On reste ancré au capitalisme qui pour 99% des populations est inévitable car elles croient que le capitalisme est inévitable, que la nature importe peuet que les oligarques peuvent devenir “trillionnaires” parce qu’ils se sont “démenés” pour nous détrousser. WAOUWWWWWWW ! La hiérarchie des besoins à l’heure du chaos… Chaque fois qu’un système s’effondre, la société fait face à un dilemme. Dans le premier scénario, les puissants s’accaparent la plus grosse part possible d’un gâteau qui fond comme neige au soleil, puis prennent la fuite grâce à leurs parachutes dorés. Dans le second scénario, les sociétés s’unissent et tentent de répartir le gâteau de la manière la plus sereine, la plus équitable et la plus démocratique possible.
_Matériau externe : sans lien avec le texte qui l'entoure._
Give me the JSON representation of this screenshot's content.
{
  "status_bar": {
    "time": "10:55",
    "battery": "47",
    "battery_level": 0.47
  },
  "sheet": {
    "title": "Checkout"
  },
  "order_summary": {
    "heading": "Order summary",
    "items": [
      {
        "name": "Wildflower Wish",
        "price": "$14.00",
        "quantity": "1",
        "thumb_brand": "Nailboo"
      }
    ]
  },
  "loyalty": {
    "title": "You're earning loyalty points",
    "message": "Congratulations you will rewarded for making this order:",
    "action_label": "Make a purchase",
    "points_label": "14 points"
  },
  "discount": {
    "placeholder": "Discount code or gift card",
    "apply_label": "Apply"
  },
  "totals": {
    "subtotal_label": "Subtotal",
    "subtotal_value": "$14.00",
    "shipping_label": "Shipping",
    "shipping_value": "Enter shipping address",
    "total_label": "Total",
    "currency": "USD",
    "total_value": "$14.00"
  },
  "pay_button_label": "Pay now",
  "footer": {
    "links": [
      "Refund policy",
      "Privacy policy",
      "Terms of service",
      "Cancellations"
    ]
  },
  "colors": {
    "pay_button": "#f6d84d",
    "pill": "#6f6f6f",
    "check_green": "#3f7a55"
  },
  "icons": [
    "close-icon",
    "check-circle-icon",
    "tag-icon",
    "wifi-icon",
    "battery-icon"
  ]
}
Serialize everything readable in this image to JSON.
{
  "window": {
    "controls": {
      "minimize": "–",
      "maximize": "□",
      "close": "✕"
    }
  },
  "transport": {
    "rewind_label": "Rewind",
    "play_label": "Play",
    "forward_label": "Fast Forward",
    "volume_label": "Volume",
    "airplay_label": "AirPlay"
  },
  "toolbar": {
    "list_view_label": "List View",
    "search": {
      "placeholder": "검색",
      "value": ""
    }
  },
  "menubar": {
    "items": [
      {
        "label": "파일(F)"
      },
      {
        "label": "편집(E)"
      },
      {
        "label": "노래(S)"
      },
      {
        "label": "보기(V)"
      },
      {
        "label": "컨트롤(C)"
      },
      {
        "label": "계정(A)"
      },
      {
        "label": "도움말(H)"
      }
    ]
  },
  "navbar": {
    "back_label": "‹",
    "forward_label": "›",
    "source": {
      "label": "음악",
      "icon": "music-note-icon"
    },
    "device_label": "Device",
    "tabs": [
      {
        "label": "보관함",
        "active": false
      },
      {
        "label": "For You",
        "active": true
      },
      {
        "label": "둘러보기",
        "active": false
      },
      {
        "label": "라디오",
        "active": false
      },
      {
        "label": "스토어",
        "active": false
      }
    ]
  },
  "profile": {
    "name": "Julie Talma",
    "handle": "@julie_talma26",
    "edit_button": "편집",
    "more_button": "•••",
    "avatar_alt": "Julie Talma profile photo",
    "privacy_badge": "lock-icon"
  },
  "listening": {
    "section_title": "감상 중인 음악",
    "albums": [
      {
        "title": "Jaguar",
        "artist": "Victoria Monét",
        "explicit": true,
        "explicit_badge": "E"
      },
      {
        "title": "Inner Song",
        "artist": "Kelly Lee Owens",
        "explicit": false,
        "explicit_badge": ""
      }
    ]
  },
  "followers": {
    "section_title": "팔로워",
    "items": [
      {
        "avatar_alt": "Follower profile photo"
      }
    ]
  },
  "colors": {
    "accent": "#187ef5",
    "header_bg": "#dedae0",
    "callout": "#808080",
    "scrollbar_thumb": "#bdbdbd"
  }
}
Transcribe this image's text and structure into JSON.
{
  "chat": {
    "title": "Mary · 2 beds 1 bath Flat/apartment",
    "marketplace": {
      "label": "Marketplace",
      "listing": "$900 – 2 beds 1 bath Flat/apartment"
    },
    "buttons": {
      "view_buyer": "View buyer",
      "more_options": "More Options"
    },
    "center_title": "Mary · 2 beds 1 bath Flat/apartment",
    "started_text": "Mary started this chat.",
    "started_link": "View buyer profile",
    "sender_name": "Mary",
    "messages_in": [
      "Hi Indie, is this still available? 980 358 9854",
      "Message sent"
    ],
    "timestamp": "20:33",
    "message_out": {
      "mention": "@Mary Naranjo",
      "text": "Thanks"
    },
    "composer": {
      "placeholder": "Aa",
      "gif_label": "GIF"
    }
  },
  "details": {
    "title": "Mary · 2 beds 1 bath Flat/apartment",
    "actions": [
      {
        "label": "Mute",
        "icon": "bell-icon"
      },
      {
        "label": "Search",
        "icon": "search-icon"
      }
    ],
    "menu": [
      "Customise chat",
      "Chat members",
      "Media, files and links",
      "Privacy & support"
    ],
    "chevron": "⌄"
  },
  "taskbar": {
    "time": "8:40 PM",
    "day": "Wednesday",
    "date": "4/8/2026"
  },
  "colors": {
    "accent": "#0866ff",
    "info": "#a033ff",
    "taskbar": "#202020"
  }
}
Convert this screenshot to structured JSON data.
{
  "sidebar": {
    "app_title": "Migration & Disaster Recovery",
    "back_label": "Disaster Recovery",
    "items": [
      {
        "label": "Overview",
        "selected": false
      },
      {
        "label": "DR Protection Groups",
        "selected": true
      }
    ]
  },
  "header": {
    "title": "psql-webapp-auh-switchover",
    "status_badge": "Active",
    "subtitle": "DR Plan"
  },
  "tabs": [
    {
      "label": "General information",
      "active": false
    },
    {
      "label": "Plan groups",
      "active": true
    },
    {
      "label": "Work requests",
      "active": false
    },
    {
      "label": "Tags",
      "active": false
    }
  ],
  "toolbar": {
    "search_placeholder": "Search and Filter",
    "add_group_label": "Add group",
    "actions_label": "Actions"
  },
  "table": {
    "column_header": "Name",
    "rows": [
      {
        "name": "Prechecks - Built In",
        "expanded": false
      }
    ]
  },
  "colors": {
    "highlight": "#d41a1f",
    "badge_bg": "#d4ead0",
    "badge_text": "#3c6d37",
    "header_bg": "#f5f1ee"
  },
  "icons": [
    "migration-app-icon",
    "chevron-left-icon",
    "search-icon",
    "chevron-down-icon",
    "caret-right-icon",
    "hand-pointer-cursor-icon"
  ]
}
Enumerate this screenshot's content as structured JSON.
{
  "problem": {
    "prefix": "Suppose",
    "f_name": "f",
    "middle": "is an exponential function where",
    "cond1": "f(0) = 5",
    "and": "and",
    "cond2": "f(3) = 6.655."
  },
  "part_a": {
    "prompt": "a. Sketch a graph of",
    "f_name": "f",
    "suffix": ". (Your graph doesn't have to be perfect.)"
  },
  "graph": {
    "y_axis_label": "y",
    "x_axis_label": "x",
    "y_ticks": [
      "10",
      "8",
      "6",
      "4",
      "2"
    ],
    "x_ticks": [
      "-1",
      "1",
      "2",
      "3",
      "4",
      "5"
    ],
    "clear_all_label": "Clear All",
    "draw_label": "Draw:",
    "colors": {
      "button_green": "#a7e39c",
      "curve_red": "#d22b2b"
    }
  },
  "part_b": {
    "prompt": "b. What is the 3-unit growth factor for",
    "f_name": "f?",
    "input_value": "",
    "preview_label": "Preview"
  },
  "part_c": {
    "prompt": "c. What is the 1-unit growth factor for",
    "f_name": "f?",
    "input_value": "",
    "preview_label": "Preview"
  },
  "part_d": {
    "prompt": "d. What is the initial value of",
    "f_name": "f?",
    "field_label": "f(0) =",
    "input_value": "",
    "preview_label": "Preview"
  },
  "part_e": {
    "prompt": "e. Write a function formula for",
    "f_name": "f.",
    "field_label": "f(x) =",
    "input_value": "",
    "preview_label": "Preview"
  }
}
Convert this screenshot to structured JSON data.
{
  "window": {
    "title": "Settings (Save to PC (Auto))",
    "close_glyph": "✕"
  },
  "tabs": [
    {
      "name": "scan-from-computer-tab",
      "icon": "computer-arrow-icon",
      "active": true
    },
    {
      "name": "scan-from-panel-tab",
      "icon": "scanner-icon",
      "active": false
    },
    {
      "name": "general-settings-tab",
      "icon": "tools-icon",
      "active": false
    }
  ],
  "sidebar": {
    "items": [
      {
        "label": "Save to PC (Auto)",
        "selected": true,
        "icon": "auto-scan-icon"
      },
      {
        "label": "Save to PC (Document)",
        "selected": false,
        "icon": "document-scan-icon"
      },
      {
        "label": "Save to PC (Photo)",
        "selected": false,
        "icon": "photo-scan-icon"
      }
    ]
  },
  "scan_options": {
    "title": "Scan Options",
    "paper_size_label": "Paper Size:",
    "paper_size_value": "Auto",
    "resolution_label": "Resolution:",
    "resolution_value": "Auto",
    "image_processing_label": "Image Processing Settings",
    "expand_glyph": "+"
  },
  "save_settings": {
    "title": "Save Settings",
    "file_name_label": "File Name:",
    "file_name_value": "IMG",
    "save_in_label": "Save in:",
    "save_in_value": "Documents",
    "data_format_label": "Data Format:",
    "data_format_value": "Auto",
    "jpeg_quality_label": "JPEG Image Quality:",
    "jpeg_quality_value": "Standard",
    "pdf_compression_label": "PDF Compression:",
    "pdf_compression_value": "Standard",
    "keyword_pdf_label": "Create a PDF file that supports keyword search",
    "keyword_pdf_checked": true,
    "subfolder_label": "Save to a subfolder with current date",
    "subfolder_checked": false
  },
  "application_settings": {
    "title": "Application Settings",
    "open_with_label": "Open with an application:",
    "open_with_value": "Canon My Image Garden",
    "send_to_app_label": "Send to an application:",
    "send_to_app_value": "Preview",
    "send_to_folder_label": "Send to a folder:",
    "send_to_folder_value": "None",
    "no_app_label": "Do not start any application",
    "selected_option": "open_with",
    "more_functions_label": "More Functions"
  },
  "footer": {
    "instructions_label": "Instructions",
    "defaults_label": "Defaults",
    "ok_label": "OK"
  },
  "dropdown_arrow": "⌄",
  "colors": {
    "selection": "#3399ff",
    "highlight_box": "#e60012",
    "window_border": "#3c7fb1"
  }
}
Mais dans les deux cas, la planète est perdante. Dans aucun scénario, l’intégrité réelle du gâteau n’est préservée pour pouvoir être transmise à la génération suivante. Si le scénario B peut sembler relever d’un rêve chimérique de gauche, ces deux scénarios font tourner à plein régime la machine extractive du nécrocapitalisme, qui pompe jusqu’à la dernière goutte des ressources terrestres dans un ultime soubresaut.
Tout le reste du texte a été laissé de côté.